Monday, October 21, 2013 (PM)

Press Conference by the Chief Cabinet Secretary (Excerpt)

[Provisional Translation]


  • The issue related to preparation for the 2020 Tokyo Olympic and Paralympic Games
  • The Diet reform
  • The issues involving Mizuho Bank

REPORTER: In relation to the New National Stadium Japan, some media reported over the weekend that construction expenses might swell to as much as 300 billion yen, which is a significant increase over the initial expected cost of 130 billion yen. I believe that from the very beginning the selection of this project was unclear and it was said that the 130 billion yen would not be sufficient. Is the Government discussing the possibility of revising the plan? What knowledge does the Government have at the moment?

CHIEF CABINET SECRETARY SUGA: I have been informed that with regard to the redevelopment, the Japan Sport Council, which is responsible for the stadium, is undertaking discussions on the stadium's basic design. In relation to the new stadium, the Government believes that it must be of a size and have the functionality fit for an international athletics meet such as the 2020 Tokyo Olympic and Paralympic Games, but we also believe that the cost must be appropriate.

REPORTER: Does that mean that the Government may review the plans?

CHIEF CABINET SECRETARY SUGA: Regardless of whether we conduct a review or not, the Government believes that expenses must naturally be transparent and appropriate.

REPORTER: I would like to ask a question concerning Diet reform.
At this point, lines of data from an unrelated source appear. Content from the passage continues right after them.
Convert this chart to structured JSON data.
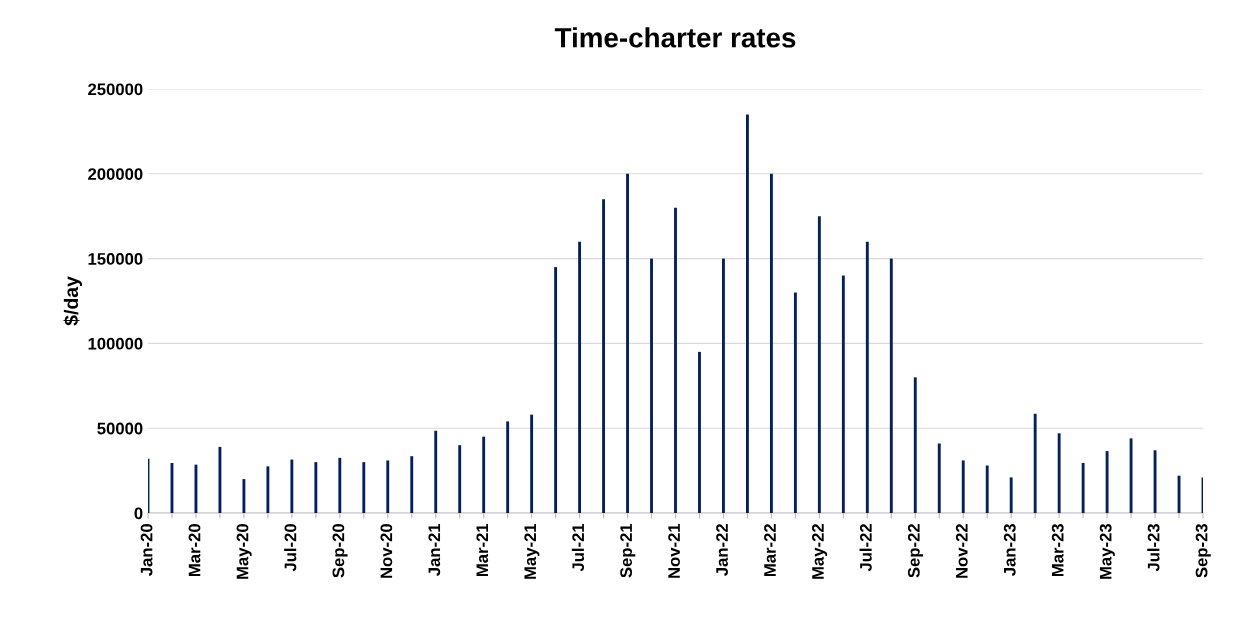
{
  "chart_data": {
    "type": "bar",
    "title": "Time-charter rates",
    "ylabel": "$/day",
    "categories": [
      "Jan-20",
      null,
      "Mar-20",
      null,
      "May-20",
      null,
      "Jul-20",
      null,
      "Sep-20",
      null,
      "Nov-20",
      null,
      "Jan-21",
      null,
      "Mar-21",
      null,
      "May-21",
      null,
      "Jul-21",
      null,
      "Sep-21",
      null,
      "Nov-21",
      null,
      "Jan-22",
      null,
      "Mar-22",
      null,
      "May-22",
      null,
      "Jul-22",
      null,
      "Sep-22",
      null,
      "Nov-22",
      null,
      "Jan-23",
      null,
      "Mar-23",
      null,
      "May-23",
      null,
      "Jul-23",
      null,
      "Sep-23"
    ],
    "values": [
      32000,
      29500,
      28500,
      39000,
      20000,
      27500,
      31500,
      30000,
      32500,
      30000,
      31000,
      33500,
      48500,
      40000,
      45000,
      54000,
      58000,
      145000,
      160000,
      185000,
      200000,
      150000,
      180000,
      95000,
      150000,
      235000,
      200000,
      130000,
      175000,
      140000,
      160000,
      150000,
      80000,
      41000,
      31000,
      28000,
      21000,
      58500,
      47000,
      29500,
      36500,
      44000,
      37000,
      22000,
      21000
    ],
    "color": "#002060",
    "ylim": [
      0,
      250000
    ],
    "yticks": [
      0,
      50000,
      100000,
      150000,
      200000,
      250000
    ],
    "grid": "y"
  }
}
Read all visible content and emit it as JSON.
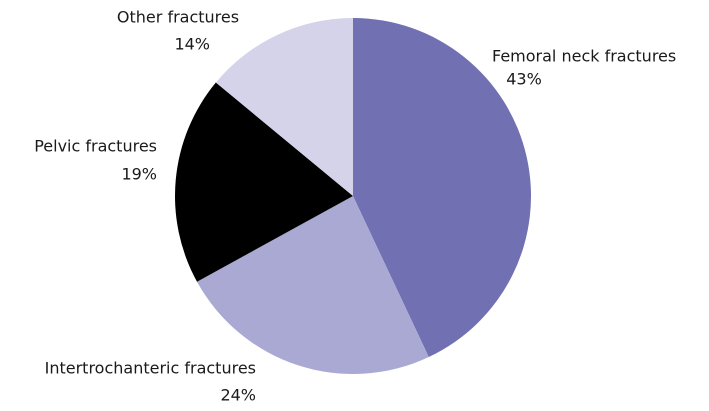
{
  "chart_data": {
    "type": "pie",
    "categories": [
      "Femoral neck fractures",
      "Intertrochanteric fractures",
      "Pelvic fractures",
      "Other fractures"
    ],
    "values": [
      43,
      24,
      19,
      14
    ],
    "value_labels": [
      "43%",
      "24%",
      "19%",
      "14%"
    ],
    "colors": [
      "#7070b2",
      "#a9a9d3",
      "#000000",
      "#d4d3ea"
    ]
  }
}
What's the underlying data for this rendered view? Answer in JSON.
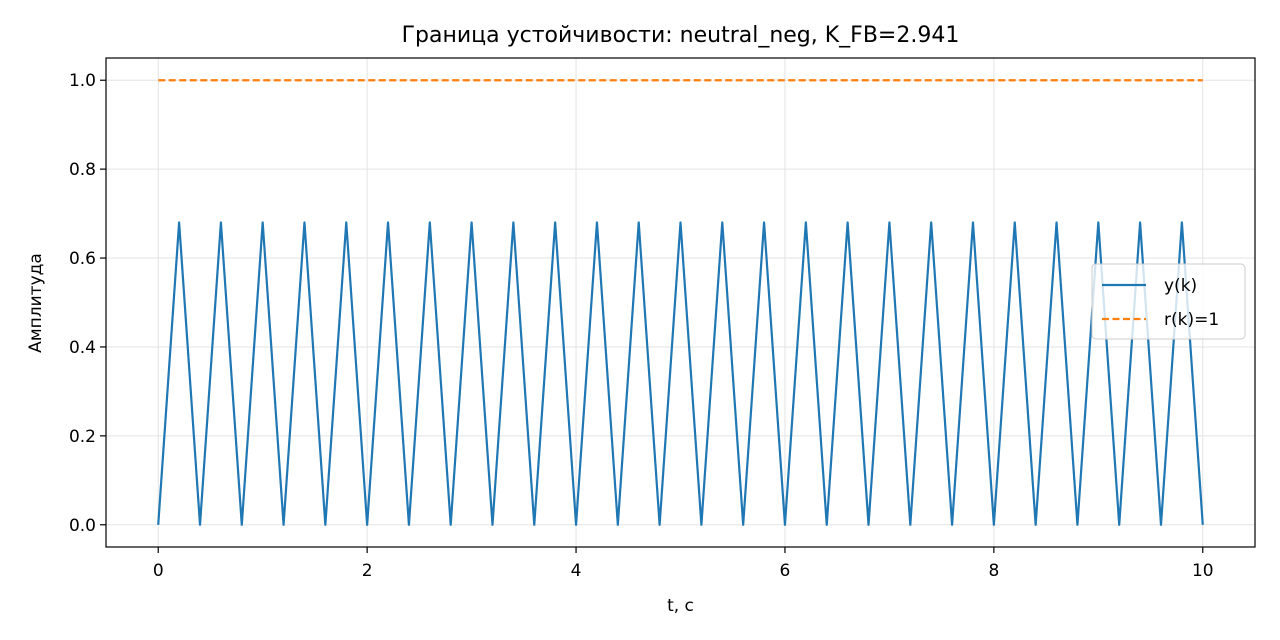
{
  "chart_data": {
    "type": "line",
    "title": "Граница устойчивости: neutral_neg, K_FB=2.941",
    "xlabel": "t, c",
    "ylabel": "Амплитуда",
    "xlim": [
      -0.5,
      10.5
    ],
    "ylim": [
      -0.05,
      1.05
    ],
    "xticks": [
      0,
      2,
      4,
      6,
      8,
      10
    ],
    "xtick_labels": [
      "0",
      "2",
      "4",
      "6",
      "8",
      "10"
    ],
    "yticks": [
      0.0,
      0.2,
      0.4,
      0.6,
      0.8,
      1.0
    ],
    "ytick_labels": [
      "0.0",
      "0.2",
      "0.4",
      "0.6",
      "0.8",
      "1.0"
    ],
    "grid": true,
    "legend_position": "center-right",
    "series": [
      {
        "name": "y(k)",
        "color": "#1f77b4",
        "style": "solid",
        "x": [
          0,
          0.2,
          0.4,
          0.6,
          0.8,
          1.0,
          1.2,
          1.4,
          1.6,
          1.8,
          2.0,
          2.2,
          2.4,
          2.6,
          2.8,
          3.0,
          3.2,
          3.4,
          3.6,
          3.8,
          4.0,
          4.2,
          4.4,
          4.6,
          4.8,
          5.0,
          5.2,
          5.4,
          5.6,
          5.8,
          6.0,
          6.2,
          6.4,
          6.6,
          6.8,
          7.0,
          7.2,
          7.4,
          7.6,
          7.8,
          8.0,
          8.2,
          8.4,
          8.6,
          8.8,
          9.0,
          9.2,
          9.4,
          9.6,
          9.8,
          10.0
        ],
        "y": [
          0,
          0.68,
          0,
          0.68,
          0,
          0.68,
          0,
          0.68,
          0,
          0.68,
          0,
          0.68,
          0,
          0.68,
          0,
          0.68,
          0,
          0.68,
          0,
          0.68,
          0,
          0.68,
          0,
          0.68,
          0,
          0.68,
          0,
          0.68,
          0,
          0.68,
          0,
          0.68,
          0,
          0.68,
          0,
          0.68,
          0,
          0.68,
          0,
          0.68,
          0,
          0.68,
          0,
          0.68,
          0,
          0.68,
          0,
          0.68,
          0,
          0.68,
          0
        ]
      },
      {
        "name": "r(k)=1",
        "color": "#ff7f0e",
        "style": "dashed",
        "x": [
          0,
          10
        ],
        "y": [
          1,
          1
        ]
      }
    ]
  }
}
A similar question was asked during this morning's press conference, but I have heard that this topic was also discussed at the meeting of the Government and ruling parties this afternoon. I believe that originally it was the Japan Restoration Party that submitted the first draft for Diet reform in June this year, which was discussed at the Prime Minister's Office, a meeting that you too attended. Now the Japan Restoration Party is backing out of what they started due to the issues they have with the time allocated for questioning during the Budget Committee meeting. What are your thoughts on this?

CHIEF CABINET SECRETARY SUGA: I have not been informed that they have reversed their stance on Diet reform. However, I have been informed that the Democratic Party of Japan (DPJ) also stated that the party intends to propose that Diet reform is necessary. Regardless, when looking at national interests, as was mentioned in a question by Secretary-General Ishiba during today's conference, a Japanese Prime Minister is required to be in Diet many more days than his or her international counterparts. I believe that in Japan it is over 120 days, in the UK it is 38, and in Germany, the most economically stable nation in the EU, the number of days the Prime Minister is in parliament is, I believe, 11 or 12 days. Considering the different practices throughout the world, duties such as summit diplomacy and international interactions of cabinet members are extremely important. Therefore, taking those into account, I truly hope Diet reform that best suits national interests. I understand that today the Secretary-General is likely calling for cooperation on this matter and I will keep a close eye on the developments of the parties.


REPORTER: In relation to the Budget Committee meeting, I believe that some members of the DPJ are hoping to summon the President of Mizuho Financial Group as an unsworn witness with regard to the issues involving Mizuho. I understand that this is a matter being dealt with by the House of Representatives, but how do you think Mizuho should respond to these efforts to investigate the matter?

CHIEF CABINET SECRETARY SUGA: As you just said, this is a matter for the House of Representatives. I understand that the Committee Chairman also said that the decision will be made by the board. Therefore, I believe that the matter should be left with the board.

REPORTER: It is believed that the initial investigation conducted by the Financial Services Agency was flawed given that the truth was not revealed by the investigation. What are the Government's thoughts of this criticism?

CHIEF CABINET SECRETARY SUGA: I believe that the Financial Services Agency has conducted a thorough investigation.